Ordenación diaconal de seis seminaristas en la Sagrada Familia

Mons. David Abadías confiere la ordenación diaconal a Xavier Campmany, Javier Casals, Santi Claret, Guillem Lisicic, David Lucena y Joan Piñol

Fotografías: G. Simón

Mons. David Abadías, obispo auxiliar de Barcelona, confirió la ordenación diaconal a Xavier Campmany, Javier Casals, Santi Claret, Guillem Lisicic, David Lucena y Joan Piñol. La basílica de la Sagrada Familia acogió una ceremonia a la que asistieron cerca de mil ochocientas personas. Mons. Javier Vilanova Pellisa, obispo auxiliar de Barcelona, concelebró la Eucaristía. También estuvieron en el presbiterio, como concelebrantes, el rector de la basílica de la Sagrada Familia, Mn. Josep Maria Turull, y el rector del Seminario Conciliar de Barcelona, Mn. Salvador Bacardit. Después de unos años de formación en el Seminario Conciliar de Barcelona, los seis nuevos diáconos seguirán preparándose en su camino hacia el sacerdocio.

Durante su homilía, Mons. Abadías destacó que esta ceremonia era «la alegría de la Iglesia diocesana que hoy crece con seis nuevos diáconos al servicio de la Iglesia que peregrina en Barcelona». Seis nuevos diáconos que el mismo obispo auxiliar tuvo como alumnos: «Agradecer la oportunidad también de poder hoy celebrar esta ordenación, con aquellos que un día fuisteis alumnos de las clases de historia medieval que tuve el gozo de poder impartir».

Corazón del Buen Pastor

«Tened el corazón del buen pastor. Diáconos hoy, presbíteros mañana, la Iglesia os pide que tengáis un corazón de pastor, pero no de un pastor cualquiera, pues el mismo Jesús nos pone en guardia sobre diversas tipologías de pastores, sino que hoy la Iglesia os pide que tengáis el corazón del buen pastor. Un corazón que no se mueve por otra razón ni deseo que no sea el bien de las ovejas, su crecimiento, acompañándolas y alimentándolas. Tened el corazón del buen pastor que cuida y que conoce por nombre a las ovejas», destacaba el obispo auxiliar de Barcelona.

Además, advirtió de los peligros de un corazón que no sigue estos ideales: «El corazón del buen pastor, no es el corazón de un asalariado que solo busca en el fondo, su propio beneficio. Un diácono hoy, y presbítero mañana que busque solo su propio beneficio, sería un fraude y una pena». Por ello, Mons. Abadías les exhortó a «convertirse en signo real de la presencia de Dios, que con una donación auténtica y una caridad viva, alimenta y sirve a los hijos e hijas de Dios».

Mirada Interior, caridad y esperanza

El obispo auxiliar explicó que el corazón del buen pastor está ungido por tres realidades: la mirada interior, la caridad y la esperanza.
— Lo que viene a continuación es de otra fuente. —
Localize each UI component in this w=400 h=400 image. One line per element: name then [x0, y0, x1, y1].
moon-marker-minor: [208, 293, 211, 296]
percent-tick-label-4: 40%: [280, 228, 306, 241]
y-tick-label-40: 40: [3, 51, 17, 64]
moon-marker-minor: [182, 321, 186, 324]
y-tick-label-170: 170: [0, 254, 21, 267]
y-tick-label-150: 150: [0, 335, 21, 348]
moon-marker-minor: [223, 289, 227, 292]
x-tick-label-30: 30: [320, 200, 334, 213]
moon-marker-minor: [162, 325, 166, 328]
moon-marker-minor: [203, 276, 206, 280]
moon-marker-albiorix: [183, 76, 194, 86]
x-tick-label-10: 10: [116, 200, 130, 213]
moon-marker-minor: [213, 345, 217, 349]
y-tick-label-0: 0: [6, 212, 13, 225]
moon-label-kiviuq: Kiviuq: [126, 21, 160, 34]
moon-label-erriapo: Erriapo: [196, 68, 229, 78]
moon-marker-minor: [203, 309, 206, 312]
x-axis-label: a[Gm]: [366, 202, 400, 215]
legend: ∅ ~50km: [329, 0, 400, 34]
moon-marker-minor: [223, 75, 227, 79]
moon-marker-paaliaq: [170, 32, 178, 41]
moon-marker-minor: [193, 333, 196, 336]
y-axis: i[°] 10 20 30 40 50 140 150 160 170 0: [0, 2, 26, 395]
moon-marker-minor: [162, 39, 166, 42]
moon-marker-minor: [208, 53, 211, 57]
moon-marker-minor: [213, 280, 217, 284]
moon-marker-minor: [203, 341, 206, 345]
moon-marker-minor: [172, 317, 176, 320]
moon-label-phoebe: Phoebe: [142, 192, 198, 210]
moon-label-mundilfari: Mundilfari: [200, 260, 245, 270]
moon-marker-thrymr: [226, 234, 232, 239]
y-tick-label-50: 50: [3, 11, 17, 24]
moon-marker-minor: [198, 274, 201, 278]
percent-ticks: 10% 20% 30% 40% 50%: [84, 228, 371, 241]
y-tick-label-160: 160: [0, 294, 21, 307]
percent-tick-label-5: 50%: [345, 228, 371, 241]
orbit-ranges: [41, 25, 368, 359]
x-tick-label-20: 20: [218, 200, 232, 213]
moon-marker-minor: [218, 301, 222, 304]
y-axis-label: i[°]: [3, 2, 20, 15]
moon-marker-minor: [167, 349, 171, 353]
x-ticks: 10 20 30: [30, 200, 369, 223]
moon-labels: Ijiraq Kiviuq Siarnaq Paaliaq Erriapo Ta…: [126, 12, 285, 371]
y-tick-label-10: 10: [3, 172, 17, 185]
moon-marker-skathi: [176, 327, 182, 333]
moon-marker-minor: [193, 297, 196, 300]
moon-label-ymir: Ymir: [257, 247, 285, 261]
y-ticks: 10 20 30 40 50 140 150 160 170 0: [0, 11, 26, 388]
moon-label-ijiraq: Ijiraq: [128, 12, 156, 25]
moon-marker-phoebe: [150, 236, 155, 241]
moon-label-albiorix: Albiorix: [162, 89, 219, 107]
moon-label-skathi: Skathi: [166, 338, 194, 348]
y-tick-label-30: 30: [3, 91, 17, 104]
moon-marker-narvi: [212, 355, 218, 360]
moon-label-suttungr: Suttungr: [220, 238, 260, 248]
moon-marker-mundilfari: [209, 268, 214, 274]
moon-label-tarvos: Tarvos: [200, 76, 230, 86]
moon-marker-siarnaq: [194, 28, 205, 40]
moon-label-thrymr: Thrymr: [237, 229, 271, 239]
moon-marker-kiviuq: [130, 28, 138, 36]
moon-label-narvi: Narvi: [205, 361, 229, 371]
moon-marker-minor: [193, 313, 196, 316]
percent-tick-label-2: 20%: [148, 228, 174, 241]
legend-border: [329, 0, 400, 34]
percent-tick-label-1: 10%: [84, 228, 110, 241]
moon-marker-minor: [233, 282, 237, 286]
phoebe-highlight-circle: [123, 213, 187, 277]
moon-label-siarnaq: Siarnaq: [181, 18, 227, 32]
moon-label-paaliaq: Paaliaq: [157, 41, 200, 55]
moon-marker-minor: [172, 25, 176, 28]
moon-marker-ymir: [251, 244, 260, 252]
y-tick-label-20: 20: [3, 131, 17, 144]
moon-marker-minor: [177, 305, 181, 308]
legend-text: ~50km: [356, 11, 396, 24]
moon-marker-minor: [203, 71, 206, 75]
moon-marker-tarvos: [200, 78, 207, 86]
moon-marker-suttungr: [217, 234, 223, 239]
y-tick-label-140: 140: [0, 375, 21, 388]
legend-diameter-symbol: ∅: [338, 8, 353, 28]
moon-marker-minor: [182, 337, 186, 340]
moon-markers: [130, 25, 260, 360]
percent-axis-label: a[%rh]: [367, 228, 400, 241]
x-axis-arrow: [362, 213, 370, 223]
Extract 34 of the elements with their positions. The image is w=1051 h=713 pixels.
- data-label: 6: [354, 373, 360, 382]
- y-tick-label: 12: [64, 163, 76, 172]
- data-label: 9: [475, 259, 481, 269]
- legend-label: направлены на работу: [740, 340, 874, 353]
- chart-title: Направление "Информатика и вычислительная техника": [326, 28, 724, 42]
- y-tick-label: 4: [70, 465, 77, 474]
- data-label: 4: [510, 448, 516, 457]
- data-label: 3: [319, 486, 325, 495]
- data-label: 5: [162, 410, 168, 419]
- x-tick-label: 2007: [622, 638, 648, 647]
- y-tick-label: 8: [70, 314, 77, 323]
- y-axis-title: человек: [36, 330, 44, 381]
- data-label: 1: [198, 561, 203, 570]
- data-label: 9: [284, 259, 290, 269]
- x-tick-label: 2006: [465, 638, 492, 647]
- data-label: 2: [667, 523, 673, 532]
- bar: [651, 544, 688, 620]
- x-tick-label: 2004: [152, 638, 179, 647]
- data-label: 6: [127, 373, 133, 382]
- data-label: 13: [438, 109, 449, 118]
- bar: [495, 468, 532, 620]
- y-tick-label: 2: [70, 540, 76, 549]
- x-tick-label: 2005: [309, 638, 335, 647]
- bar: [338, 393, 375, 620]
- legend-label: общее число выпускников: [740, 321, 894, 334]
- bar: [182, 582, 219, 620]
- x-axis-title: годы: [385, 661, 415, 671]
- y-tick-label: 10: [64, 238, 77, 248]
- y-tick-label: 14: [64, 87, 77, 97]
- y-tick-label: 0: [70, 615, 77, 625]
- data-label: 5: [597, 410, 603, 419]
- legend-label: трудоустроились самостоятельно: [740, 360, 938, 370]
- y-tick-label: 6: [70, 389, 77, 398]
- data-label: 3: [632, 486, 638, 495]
Detalló que la mirada interior implica el espacio de silencio y encuentro con el Padre, exhortando a los diáconos a cuidar la oración, la vida sacramental, el tiempo de retiro, los ejercicios espirituales, la confesión y la dirección espiritual. «Cuidaos interiormente. Solo así alejaréis las tentaciones que pueden, poco a poco, anular el corazón del pastor para sustituirlo por los intereses del asalariado».

Sobre la caridad, señaló que «el diácono es signo preferente y visible de la caridad. Caridad hacia los más pequeños y frágiles, los más necesitados, en todos los sentidos, materiales y espirituales. El servicio, especialmente a los más pobres, que hoy se os confía no son migajas de apariencia y cumplimiento, sino que es un estilo de vida».

Y finalmente, destacó la importancia de la esperanza, configurando a los nuevos diáconos como portadores de luz y esperanza para sus hermanos, llevando paz y esperanza a los corazones de los demás con sus palabras y acciones. «Sois un signo visible de un mundo nuevo, sois signo visible del Reino de Dios. Solo la rama que está unida al tronco puede producir la flor que con su perfume y su belleza alegra la creación. Solo de una rama unida al tronco puede salir el fruto que alimenta y genera vida».

La semilla del diaconado

«Con vuestra ordenación al diaconado se planta la semilla del grano de mostaza, la más pequeña, en esta tierra de vuestro corazón que ha sido trabajada y preparada durante años en el seminario. El diaconado hoy y el sacerdocio mañana no es una búsqueda del éxito, en ningún nivel, sino de fecundidad. No son números, son personas. No son estadísticas, es el proyecto del Reino. Que la esperanza os sostenga en todo vuestro ministerio. Es la mirada propia de los discípulos, es la mirada del creyente».